Friday, July 29, 2005

Quote of the day

Overheard at a Cato Institute talk I attended:

What have we gotten from Republicans controlling all the branches of government? A bloated entitlement state that eats its young, and a lot of buildings named after Ronald Reagan.

UPDATE: The author of the quote rightly claims credit for it.

ANOTHER UPDATE: Virginia Postrel echoes this theme:

By jetisoning any pretense to free-market principles, the GOP is defining itself entirely as the party of the religious right. The subsidies to friends are simply business as usual for whatever party is in power, a tool for fundraising but not for defining party identity.

posted by Dan at 02:08 PM | Comments (18) | Trackbacks (0)

Thursday, July 28, 2005

Hey, Karen Hughes!!!! Over here!!!!

Dear Karen,

I see you are slowly wending your way through the confirmation process for the post of Undersecretary of State for Public Diplomacy and Public Affairs. Congrats on that unanimous vote.

By the way, Robert Satloff has a must-read piece in TNR Online on the hurdles you will face at Foggy Bottom. Here are the opening and closing paragraphs:

In her Senate nominating testimony last week, Undersecretary of State-designate for public diplomacy Karen Hughes characterized America's challenge to win allies and understanding around the globe as a "struggle of ideas." Here's a story of what happened when one bright idea--ahem, my bright idea--offered as a modest proposal to help fight the post-9/11 hearts-and-minds battle in the Middle East ran up against a truly formidable adversary: the federal bureaucracy....

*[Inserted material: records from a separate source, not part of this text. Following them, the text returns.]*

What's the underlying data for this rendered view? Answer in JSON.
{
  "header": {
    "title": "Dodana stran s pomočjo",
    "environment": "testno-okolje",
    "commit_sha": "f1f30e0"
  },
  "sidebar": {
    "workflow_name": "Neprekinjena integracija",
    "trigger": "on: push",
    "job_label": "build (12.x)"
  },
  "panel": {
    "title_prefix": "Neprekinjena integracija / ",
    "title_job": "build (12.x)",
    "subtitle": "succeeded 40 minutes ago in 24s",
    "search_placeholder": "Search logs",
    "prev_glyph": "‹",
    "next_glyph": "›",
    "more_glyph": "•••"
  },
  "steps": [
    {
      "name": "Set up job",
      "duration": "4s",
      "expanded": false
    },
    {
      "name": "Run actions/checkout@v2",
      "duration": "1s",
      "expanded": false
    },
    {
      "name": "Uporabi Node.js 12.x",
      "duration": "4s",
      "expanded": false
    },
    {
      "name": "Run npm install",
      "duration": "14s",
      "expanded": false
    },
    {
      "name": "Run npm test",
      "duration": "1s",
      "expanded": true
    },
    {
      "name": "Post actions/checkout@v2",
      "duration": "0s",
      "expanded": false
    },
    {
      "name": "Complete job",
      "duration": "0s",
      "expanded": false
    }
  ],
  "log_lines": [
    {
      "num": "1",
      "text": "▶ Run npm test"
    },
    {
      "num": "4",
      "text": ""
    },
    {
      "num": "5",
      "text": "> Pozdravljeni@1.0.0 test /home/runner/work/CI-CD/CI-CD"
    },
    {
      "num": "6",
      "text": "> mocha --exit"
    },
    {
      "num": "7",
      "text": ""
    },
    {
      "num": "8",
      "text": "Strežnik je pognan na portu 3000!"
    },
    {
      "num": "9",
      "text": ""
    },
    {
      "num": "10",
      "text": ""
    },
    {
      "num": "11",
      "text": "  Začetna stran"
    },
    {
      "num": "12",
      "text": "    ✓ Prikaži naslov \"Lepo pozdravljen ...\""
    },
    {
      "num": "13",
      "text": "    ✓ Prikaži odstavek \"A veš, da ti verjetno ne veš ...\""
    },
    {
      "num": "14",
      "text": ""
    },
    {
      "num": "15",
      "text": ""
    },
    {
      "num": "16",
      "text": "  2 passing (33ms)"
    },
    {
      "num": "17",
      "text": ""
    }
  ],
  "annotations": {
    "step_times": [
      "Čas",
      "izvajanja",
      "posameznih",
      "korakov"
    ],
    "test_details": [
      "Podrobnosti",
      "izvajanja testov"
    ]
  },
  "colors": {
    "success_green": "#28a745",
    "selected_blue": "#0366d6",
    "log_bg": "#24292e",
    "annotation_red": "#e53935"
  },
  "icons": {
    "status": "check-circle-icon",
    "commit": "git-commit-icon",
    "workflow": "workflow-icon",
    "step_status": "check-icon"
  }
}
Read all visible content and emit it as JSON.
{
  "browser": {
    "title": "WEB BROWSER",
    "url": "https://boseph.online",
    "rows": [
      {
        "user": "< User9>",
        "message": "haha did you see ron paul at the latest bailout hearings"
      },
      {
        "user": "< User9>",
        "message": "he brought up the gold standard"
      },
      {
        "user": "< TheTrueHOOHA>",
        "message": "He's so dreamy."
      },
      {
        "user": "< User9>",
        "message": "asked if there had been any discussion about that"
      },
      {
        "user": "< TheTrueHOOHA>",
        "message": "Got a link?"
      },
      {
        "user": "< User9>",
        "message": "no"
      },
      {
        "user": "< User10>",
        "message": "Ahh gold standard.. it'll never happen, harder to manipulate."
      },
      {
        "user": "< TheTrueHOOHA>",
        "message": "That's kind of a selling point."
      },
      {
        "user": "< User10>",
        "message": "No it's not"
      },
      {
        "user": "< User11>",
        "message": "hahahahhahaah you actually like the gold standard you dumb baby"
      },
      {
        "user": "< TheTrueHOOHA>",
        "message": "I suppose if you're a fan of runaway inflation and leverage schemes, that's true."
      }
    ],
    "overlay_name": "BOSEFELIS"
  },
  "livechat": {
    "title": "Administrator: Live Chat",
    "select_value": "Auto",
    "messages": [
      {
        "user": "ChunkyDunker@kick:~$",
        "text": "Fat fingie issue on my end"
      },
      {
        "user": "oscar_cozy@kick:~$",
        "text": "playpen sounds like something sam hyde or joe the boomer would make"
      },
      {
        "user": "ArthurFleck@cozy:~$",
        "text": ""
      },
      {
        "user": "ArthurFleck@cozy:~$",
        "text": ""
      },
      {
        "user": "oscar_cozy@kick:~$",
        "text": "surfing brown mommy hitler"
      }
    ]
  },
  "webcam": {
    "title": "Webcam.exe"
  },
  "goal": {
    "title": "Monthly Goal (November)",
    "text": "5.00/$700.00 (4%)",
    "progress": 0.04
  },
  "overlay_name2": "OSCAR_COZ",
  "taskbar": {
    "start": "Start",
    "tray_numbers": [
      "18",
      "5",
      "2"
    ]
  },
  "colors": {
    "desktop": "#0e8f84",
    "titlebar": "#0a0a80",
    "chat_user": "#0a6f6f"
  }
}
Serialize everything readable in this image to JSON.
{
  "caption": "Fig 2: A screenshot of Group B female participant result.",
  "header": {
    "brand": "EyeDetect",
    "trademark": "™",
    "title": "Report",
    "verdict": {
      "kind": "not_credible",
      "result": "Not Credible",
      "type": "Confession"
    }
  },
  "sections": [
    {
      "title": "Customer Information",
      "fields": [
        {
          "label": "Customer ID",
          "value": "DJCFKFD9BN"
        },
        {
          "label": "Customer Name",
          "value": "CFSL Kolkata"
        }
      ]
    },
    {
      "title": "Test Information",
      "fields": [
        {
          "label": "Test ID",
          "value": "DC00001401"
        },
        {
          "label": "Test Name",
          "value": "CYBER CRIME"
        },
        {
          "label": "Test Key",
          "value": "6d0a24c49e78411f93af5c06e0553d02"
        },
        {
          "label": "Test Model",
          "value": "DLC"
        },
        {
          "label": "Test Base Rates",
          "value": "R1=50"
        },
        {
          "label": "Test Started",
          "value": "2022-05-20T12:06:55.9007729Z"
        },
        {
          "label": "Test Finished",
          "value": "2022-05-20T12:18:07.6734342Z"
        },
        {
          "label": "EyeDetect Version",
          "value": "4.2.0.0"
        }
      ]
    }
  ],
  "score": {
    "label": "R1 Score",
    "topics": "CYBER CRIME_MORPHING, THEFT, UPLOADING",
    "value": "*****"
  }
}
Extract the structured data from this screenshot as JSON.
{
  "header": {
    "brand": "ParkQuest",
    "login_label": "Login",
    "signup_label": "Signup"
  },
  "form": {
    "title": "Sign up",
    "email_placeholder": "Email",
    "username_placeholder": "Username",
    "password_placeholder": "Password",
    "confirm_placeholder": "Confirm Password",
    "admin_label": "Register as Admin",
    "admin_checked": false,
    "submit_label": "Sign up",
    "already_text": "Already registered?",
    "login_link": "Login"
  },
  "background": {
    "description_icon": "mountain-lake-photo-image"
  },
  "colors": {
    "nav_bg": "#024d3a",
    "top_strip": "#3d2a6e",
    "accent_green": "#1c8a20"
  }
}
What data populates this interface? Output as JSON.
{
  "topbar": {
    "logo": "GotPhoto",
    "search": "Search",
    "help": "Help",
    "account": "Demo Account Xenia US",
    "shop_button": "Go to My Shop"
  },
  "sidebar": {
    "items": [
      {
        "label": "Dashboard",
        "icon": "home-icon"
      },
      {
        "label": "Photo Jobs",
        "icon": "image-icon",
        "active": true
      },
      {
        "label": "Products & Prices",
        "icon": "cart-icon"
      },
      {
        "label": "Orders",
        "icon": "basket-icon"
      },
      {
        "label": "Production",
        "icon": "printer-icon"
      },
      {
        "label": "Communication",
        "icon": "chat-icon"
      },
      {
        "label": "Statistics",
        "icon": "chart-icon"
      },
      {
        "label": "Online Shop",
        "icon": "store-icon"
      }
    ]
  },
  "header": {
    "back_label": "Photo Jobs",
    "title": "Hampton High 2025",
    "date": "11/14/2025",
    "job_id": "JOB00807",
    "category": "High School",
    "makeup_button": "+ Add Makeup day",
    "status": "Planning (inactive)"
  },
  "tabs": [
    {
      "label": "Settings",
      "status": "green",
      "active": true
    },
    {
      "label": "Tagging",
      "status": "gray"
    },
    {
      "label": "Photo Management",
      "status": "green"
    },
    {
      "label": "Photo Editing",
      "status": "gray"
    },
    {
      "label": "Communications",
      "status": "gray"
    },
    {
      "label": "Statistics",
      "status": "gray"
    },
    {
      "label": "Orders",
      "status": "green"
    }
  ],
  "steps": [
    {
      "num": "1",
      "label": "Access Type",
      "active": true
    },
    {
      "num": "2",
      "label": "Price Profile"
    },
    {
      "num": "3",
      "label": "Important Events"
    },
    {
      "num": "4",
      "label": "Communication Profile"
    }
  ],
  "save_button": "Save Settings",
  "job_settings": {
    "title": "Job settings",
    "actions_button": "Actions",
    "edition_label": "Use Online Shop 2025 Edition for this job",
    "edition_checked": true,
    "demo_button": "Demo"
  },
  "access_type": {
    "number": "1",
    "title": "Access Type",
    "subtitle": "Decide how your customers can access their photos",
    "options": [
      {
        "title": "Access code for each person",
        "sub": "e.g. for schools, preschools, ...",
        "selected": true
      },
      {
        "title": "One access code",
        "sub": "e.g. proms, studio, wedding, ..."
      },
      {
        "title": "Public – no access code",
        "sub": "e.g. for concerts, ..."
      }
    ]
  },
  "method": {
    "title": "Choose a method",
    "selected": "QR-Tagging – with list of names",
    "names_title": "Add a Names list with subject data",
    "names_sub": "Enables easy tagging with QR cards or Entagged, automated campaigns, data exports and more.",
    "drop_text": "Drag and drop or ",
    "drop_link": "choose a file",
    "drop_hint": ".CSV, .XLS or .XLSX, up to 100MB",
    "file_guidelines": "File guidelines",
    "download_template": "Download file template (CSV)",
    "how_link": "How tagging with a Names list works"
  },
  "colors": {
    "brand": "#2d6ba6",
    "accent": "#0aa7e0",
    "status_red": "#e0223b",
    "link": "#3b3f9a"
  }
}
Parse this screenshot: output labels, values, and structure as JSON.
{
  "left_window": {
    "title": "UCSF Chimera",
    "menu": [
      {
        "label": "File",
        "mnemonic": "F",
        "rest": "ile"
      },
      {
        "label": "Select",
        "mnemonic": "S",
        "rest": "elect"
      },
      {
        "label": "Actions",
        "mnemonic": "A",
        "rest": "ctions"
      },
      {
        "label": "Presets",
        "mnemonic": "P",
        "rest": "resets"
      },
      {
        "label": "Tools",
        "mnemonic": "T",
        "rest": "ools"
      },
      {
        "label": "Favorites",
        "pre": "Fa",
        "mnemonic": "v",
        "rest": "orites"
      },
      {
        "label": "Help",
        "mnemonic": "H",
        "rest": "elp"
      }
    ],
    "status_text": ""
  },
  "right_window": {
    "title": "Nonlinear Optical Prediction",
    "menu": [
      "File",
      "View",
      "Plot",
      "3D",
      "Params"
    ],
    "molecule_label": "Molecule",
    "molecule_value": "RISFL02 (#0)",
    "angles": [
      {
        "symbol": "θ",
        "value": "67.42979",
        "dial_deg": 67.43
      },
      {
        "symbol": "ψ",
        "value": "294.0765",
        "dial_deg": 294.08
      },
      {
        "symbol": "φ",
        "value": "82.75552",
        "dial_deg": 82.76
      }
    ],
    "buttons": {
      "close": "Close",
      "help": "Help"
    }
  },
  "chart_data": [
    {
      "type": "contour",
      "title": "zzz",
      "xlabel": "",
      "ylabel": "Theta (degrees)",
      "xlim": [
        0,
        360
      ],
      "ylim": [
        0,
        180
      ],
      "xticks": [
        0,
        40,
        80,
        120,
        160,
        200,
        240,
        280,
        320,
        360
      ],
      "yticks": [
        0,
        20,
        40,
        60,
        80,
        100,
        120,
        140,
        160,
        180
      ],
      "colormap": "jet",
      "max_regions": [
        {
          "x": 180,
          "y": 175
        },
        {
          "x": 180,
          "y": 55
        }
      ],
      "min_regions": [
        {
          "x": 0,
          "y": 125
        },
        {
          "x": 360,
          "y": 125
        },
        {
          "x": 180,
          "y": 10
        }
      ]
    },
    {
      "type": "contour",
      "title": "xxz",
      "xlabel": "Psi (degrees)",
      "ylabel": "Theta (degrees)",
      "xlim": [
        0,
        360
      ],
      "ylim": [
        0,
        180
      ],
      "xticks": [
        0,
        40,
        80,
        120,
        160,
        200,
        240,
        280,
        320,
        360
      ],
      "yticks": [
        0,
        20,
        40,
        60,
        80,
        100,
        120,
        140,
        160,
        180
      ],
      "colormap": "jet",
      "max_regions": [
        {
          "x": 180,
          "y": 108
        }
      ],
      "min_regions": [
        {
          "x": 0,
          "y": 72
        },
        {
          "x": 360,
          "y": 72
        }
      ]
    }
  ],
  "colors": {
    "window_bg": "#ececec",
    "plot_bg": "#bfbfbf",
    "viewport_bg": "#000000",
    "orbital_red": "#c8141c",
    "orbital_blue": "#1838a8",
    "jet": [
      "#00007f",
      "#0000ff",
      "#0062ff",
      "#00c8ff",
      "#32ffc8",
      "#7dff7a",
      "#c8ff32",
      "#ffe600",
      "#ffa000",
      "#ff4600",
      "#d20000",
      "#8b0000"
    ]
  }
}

Both Hughes and [Dina] Powell have reputations for being smart, savvy professionals; but neither has ever worked in the State bureaucracy, where purse-strings are power and turf is holy ground. To be sure, officials in each one of State's alphabet soup of offices--ECA, OOS, MEPI--are caring, committed professionals, forced to make solomonic decisions about lots of worthy projects with limited funds. But Hughes and Powell have a special responsibility to see the big picture and to connect the many little dots that will make it come to life--in other words, to break through the bureaucratic brick-wall that is hampering our efforts to win hearts and minds in the Middle East. Hughes is right that the war on terrorism is a "struggle of ideas." It would be nice if implementing ideas to fight that battle weren't such a struggle.

Read the whole thing. And then roll up your sleeves.

And then -- only if you have the time, mind you -- go read Anne Applebaum too. .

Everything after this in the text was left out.